Model performance is also investigated in some snow-dominated and dry
catchments in more detail through time series comparison. The poor
performance of JSBACH and MPI-HM in snow-dominated regions is mainly related
to negative phase shifts compared to GRACE. MPI-HM simulates identical snow
variations to LSDM; however, the different simulations of subsurface water
and especially surface water still lead to different TWS variations in
snow-dominated regions. Despite the missing surface water
component, the simulated snow variations in JSBACH already show smaller
amplitude and negative phase differences compared with all the other models.

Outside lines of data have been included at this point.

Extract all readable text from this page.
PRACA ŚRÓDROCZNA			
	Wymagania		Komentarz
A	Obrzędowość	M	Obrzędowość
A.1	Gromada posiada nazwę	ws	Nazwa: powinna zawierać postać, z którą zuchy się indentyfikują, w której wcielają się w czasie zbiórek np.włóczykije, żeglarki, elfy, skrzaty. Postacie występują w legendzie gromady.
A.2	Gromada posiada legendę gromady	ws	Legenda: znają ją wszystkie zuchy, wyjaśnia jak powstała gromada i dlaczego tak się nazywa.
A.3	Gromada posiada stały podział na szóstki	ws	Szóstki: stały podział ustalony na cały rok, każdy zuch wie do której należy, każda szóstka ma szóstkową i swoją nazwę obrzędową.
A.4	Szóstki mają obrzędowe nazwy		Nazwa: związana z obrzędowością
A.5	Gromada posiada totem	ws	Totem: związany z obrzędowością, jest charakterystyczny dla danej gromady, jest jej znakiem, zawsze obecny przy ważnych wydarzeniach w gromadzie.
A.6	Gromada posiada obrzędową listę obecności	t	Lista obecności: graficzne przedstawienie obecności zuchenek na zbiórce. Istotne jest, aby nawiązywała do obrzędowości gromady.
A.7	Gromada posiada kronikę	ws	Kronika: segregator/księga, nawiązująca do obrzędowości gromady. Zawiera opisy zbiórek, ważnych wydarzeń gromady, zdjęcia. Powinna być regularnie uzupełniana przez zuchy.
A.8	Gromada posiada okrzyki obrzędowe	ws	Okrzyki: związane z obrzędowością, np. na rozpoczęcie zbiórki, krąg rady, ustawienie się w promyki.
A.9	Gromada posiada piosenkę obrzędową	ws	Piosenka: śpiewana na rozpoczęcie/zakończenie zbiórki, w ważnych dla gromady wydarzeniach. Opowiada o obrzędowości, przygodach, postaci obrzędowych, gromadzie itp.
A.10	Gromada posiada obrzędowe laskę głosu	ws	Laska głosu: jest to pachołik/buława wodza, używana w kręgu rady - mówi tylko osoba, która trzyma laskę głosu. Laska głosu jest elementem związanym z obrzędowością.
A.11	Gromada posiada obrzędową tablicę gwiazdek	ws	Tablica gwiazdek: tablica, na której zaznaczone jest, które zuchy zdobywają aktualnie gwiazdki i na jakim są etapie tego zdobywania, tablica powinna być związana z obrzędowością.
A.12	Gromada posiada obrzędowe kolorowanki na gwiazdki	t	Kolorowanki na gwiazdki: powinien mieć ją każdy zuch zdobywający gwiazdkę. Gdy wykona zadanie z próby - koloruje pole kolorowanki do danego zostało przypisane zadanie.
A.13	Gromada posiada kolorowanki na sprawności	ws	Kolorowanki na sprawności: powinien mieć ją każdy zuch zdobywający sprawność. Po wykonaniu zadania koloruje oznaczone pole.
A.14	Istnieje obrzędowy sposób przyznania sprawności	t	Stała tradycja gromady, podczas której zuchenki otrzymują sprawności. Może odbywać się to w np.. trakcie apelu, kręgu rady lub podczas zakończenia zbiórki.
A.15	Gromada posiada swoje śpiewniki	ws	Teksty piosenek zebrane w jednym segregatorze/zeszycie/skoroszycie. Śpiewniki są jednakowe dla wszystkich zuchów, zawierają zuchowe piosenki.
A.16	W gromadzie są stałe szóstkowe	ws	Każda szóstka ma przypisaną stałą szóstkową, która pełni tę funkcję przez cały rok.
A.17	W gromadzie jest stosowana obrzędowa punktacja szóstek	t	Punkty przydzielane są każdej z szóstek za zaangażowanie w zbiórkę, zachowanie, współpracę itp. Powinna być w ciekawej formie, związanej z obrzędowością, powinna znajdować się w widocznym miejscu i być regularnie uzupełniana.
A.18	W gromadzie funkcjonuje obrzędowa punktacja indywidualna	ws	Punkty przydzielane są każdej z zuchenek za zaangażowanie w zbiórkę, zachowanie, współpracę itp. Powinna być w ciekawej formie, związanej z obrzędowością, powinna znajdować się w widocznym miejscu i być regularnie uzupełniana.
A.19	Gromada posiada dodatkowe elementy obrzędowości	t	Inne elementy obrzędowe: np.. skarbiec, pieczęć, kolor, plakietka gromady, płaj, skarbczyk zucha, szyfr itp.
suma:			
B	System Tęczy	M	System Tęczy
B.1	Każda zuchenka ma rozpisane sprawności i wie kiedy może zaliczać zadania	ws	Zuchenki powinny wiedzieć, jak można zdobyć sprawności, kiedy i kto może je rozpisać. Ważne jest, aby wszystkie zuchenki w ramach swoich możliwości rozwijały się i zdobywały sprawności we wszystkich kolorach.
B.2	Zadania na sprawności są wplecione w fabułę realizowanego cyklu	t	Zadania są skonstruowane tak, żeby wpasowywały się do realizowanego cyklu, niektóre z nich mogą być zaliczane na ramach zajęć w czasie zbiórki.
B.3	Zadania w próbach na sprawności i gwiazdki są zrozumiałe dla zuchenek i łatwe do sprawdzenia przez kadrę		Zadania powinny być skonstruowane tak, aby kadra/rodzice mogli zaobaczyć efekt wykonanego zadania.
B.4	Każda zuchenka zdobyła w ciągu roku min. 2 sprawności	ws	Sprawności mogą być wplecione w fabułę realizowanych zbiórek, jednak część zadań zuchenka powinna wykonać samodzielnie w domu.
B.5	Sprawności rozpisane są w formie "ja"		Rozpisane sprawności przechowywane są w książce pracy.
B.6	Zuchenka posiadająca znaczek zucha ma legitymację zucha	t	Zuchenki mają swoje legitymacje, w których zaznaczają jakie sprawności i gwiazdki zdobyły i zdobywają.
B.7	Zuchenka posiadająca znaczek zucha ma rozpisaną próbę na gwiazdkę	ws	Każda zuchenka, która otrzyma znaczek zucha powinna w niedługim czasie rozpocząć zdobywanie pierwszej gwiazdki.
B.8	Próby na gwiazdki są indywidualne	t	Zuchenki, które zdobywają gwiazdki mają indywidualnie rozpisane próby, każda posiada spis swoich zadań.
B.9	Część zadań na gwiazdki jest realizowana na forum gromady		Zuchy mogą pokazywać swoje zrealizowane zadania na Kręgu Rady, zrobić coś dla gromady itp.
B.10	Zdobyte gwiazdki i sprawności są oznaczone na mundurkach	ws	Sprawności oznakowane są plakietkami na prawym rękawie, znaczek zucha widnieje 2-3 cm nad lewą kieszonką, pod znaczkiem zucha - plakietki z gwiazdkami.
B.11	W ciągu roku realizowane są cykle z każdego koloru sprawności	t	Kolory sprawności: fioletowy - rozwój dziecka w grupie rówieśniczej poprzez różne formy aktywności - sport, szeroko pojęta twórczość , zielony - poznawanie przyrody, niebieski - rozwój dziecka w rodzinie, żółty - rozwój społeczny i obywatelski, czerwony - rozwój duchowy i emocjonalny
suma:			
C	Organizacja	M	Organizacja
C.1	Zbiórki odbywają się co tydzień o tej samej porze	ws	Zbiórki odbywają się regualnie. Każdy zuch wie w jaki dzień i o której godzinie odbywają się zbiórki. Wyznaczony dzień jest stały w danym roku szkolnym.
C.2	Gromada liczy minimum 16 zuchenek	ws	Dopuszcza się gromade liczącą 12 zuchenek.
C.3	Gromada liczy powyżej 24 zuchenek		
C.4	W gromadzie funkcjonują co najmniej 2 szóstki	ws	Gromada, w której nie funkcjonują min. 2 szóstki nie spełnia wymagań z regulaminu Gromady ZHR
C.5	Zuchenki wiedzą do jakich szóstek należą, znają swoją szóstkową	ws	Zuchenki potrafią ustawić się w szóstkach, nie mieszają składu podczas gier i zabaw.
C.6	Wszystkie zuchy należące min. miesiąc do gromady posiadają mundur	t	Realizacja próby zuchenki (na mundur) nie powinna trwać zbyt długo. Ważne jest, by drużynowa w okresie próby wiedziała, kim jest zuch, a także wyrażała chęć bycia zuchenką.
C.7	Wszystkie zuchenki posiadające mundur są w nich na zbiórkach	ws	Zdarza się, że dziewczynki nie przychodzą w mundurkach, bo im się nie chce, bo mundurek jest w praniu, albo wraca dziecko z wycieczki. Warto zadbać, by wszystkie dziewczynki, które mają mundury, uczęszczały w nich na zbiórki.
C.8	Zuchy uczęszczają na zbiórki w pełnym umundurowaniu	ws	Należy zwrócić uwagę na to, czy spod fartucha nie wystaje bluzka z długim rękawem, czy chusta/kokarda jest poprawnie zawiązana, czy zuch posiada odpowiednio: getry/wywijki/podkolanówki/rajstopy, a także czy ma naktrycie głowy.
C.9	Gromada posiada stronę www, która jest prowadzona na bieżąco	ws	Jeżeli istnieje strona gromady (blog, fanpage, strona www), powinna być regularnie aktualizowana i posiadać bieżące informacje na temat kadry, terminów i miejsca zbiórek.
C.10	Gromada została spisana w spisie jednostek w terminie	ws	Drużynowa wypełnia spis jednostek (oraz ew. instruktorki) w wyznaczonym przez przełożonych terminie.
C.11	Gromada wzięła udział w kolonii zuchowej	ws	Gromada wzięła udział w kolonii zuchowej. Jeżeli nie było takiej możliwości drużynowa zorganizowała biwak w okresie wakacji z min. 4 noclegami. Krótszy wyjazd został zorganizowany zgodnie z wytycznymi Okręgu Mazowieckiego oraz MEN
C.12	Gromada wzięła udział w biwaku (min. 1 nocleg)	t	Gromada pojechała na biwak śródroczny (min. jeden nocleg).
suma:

This could be related to the fact that JSBACH simulates snow in a more
physical way based on energy balance, which is totally different from the
degree-day method applied by all the other models. The comparably better
agreement of LSDM and WGHM with GRACE in terms of TWS in these snow-dominated
basins is partly caused by the realistic surface water component represented
by these two models. In the dry catchments, the impact from AET on TWS is
relatively strong. The smaller AET from MPI-HM also leads to better agreement
with GRACE, whereas LSDM shows large differences with GRACE in terms of TWS,
especially at some dry basins in central Africa, partly due to the overly
simple evaporation scheme. PET is simulated using a superior parametrization
by MPI-HM, while LSDM still applies the traditional Thornthwaite method based
solely on air temperature. The groundwater considered by WGHM also has some
impact on the simulated TWS, especially at basins such as
Tocantins, Mekong, Niger and
Mississippi. At the Yukon basin, we found the bad performance of all models
in terms of TWS when compared with GRACE, which could be due to the effects
of atmospheric and oceanic de-aliasing errors not further discussed in our
current study. In future, we would like to assess all possible errors of
GRACE TWS through investigation of simulated GRACE-type gravity field time
series based on realistic orbits and instrument error
assumptions as well as background error assumptions out of the updated ESA
Earth system model , which we believe will
further help to explain the discrepancy between global models of the
terrestrial water cycle and GRACE satellite observations.